Amazon Macie
User Guide

Support Vector Machine-Based Classifier

Another method that Macie uses to classify your S3 objects is the Support Vector Machine (SVM) classifier that classifies content inside your Macie-monitored S3 objects (text, token n-grams, and character n-grams) as well as their metadata features (document length, extension, encoding, headers) in order to achieve accurate classification of documents based on content. This Macie-managed classifier was trained against a large corpus of training data of various types and has been optimized to support accurate detection of various content types, including source code, application logs, regulatory documents, and database backups. Also, the classifier has the ability to generalize its detections. For example, if it detected a new kind of source code that doesn't match any of the types of source code that it is trained to recognize, it can generalize the detection as being just "source code".


This data classification method is not surfaced in the Macie's Settings page.

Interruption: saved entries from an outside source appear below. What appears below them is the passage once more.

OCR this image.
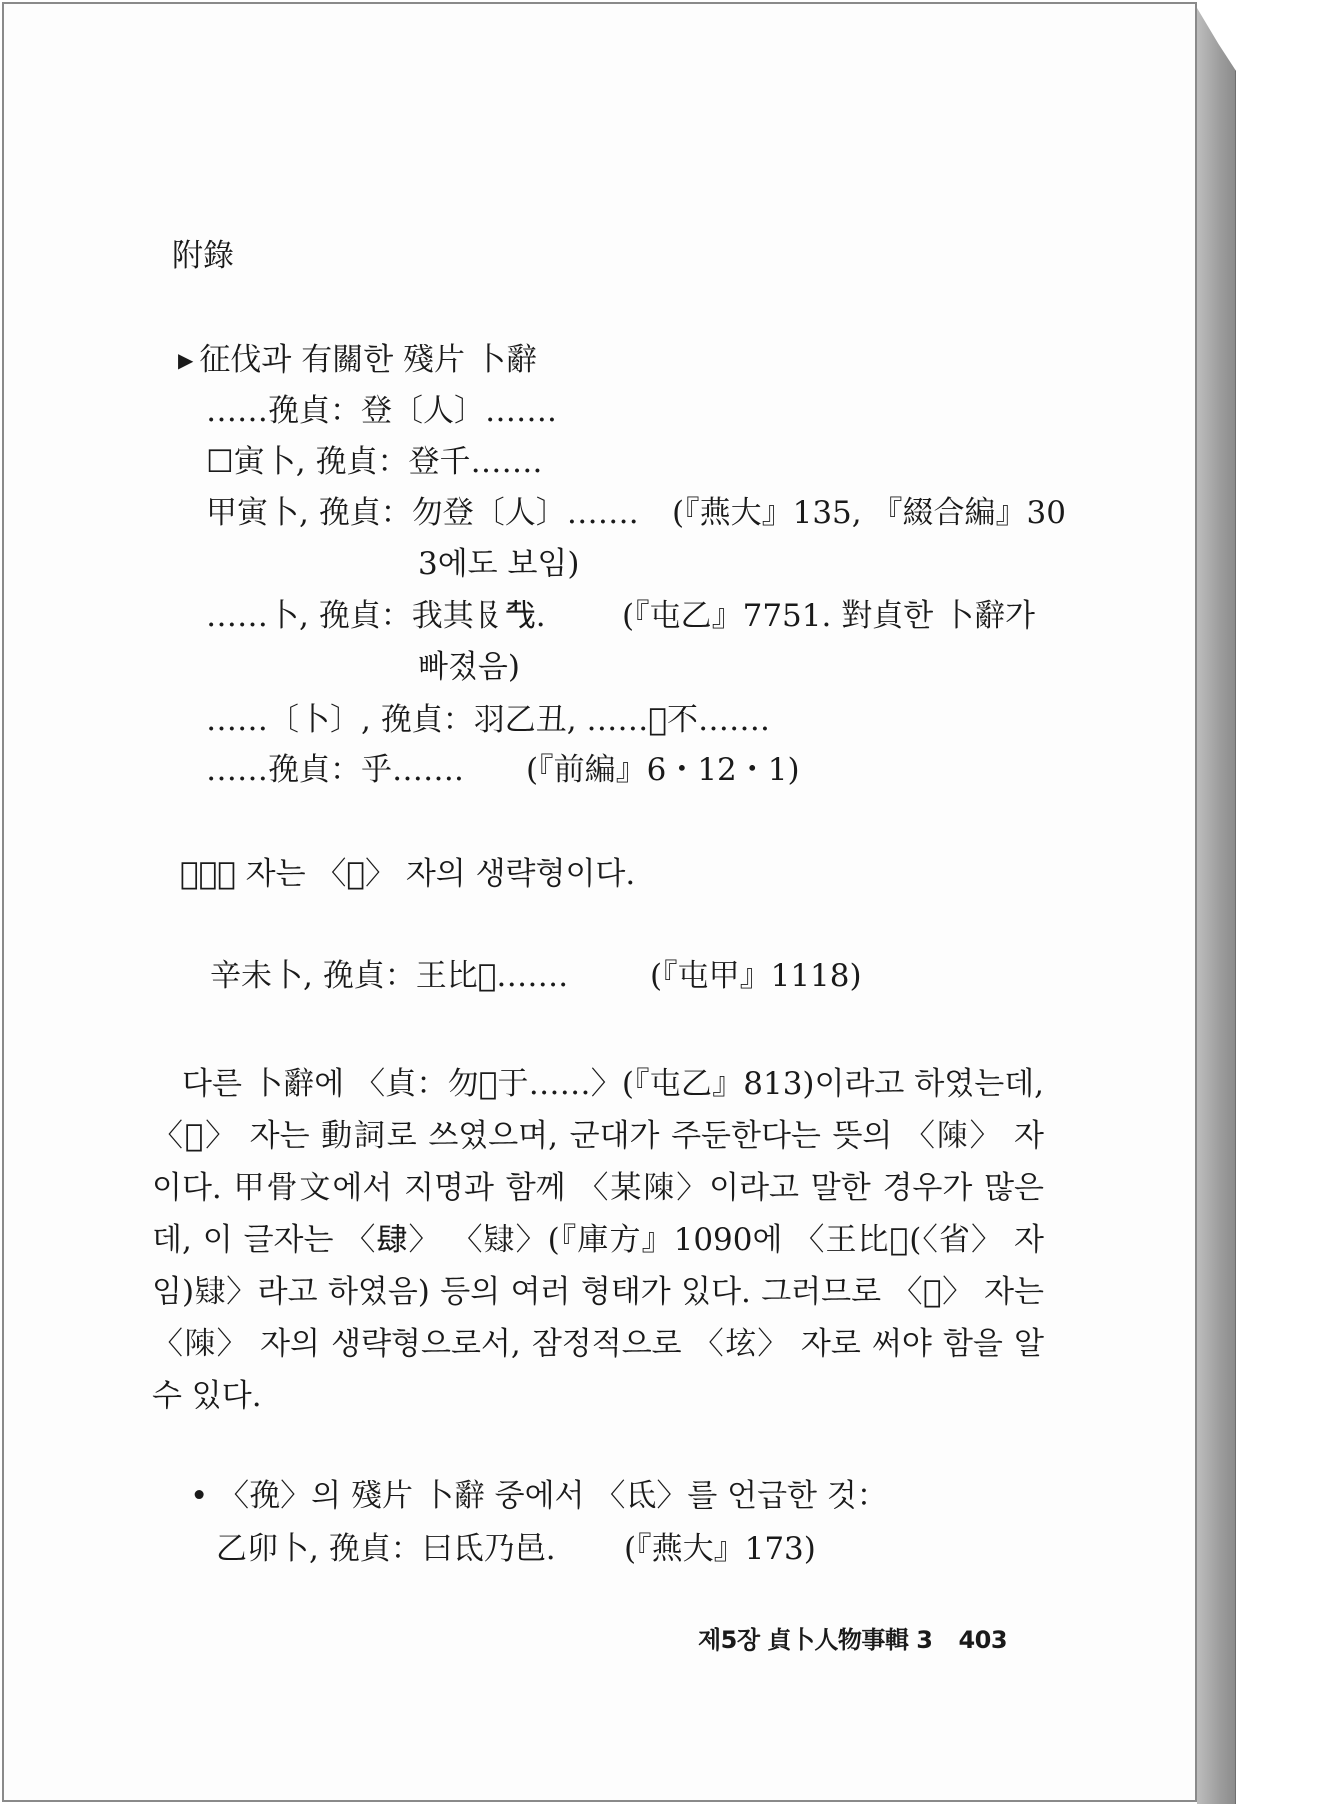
附錄
▶ 征伐과 有關한 殘片 卜辭
……㝃貞：登〔人〕…….
☐寅卜, 㝃貞：登千…….
甲寅卜, 㝃貞：勿登〔人〕……. (『燕大』135, 『綴合編』30
3에도 보임)
……卜, 㝃貞：我其𠬝𢦔. (『屯乙』7751. 對貞한 卜辭가
빠졌음)
……〔卜〕, 㝃貞：羽乙丑, ……𢽙不…….
……㝃貞：乎……. (『前編』6・12・1)
〈𢽙〉 자는 〈𢿱〉 자의 생략형이다.
辛未卜, 㝃貞：王比𢓍…….	(『屯甲』1118)
다른 卜辭에 〈貞：勿𢓍于……〉(『屯乙』813)이라고 하였는데, 〈𢓍〉 자는 動詞로 쓰였으며, 군대가 주둔한다는 뜻의 〈𨻰〉 자이다. 甲骨文에서 지명과 함께 〈某𨻰〉이라고 말한 경우가 많은데, 이 글자는 〈𨽸〉 〈𨽹〉(『庫方』1090에 〈王比𢓍(〈省〉 자임)𨽹〉라고 하였음) 등의 여러 형태가 있다. 그러므로 〈𢓍〉 자는 〈𨻰〉 자의 생략형으로서, 잠정적으로 〈𡊨〉 자로 써야 함을 알 수 있다.
• 〈㝃〉의 殘片 卜辭 중에서 〈氐〉를 언급한 것：
乙卯卜, 㝃貞：曰氐乃邑. (『燕大』173)
제5장 貞卜人物事輯 3 403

The following list of artifacts is Macie-managed and cannot be edited, enabled, or disabled.

The SVM classifier in Macie is trained to detect the following content types:

  • E-books

  • Email

  • Generic encryption keys

  • Financial

    • SEC regulatory forms

  • JSON

    • AWS CloudTrail logs

    • Jupyter notebooks

  • Application logs

    • Apache format

    • AWS S3 server logs

    • Linux syslog

  • Database

    • MongoDB backup

    • MySQLbackup

    • MySQL script

  • Source code

    • F#

    • VimL

    • ActionScript

    • Assembly

    • Bash

    • Batchfile

    • C

    • Clojure

    • Cobol

    • CoffeeScript

    • CUDA

    • Erlang

    • Fortran

    • Go

    • Haskell

    • Java

    • JavaScript

    • LISP

    • Lua

    • Matlab

    • ObjectiveC

    • Perl

    • PHP

    • PowerShell

    • Processing

    • Python

    • R

    • Ruby

    • Scala

    • Swift

    • VHDL

  • Web languages

    • CSS

    • HTML

    • XML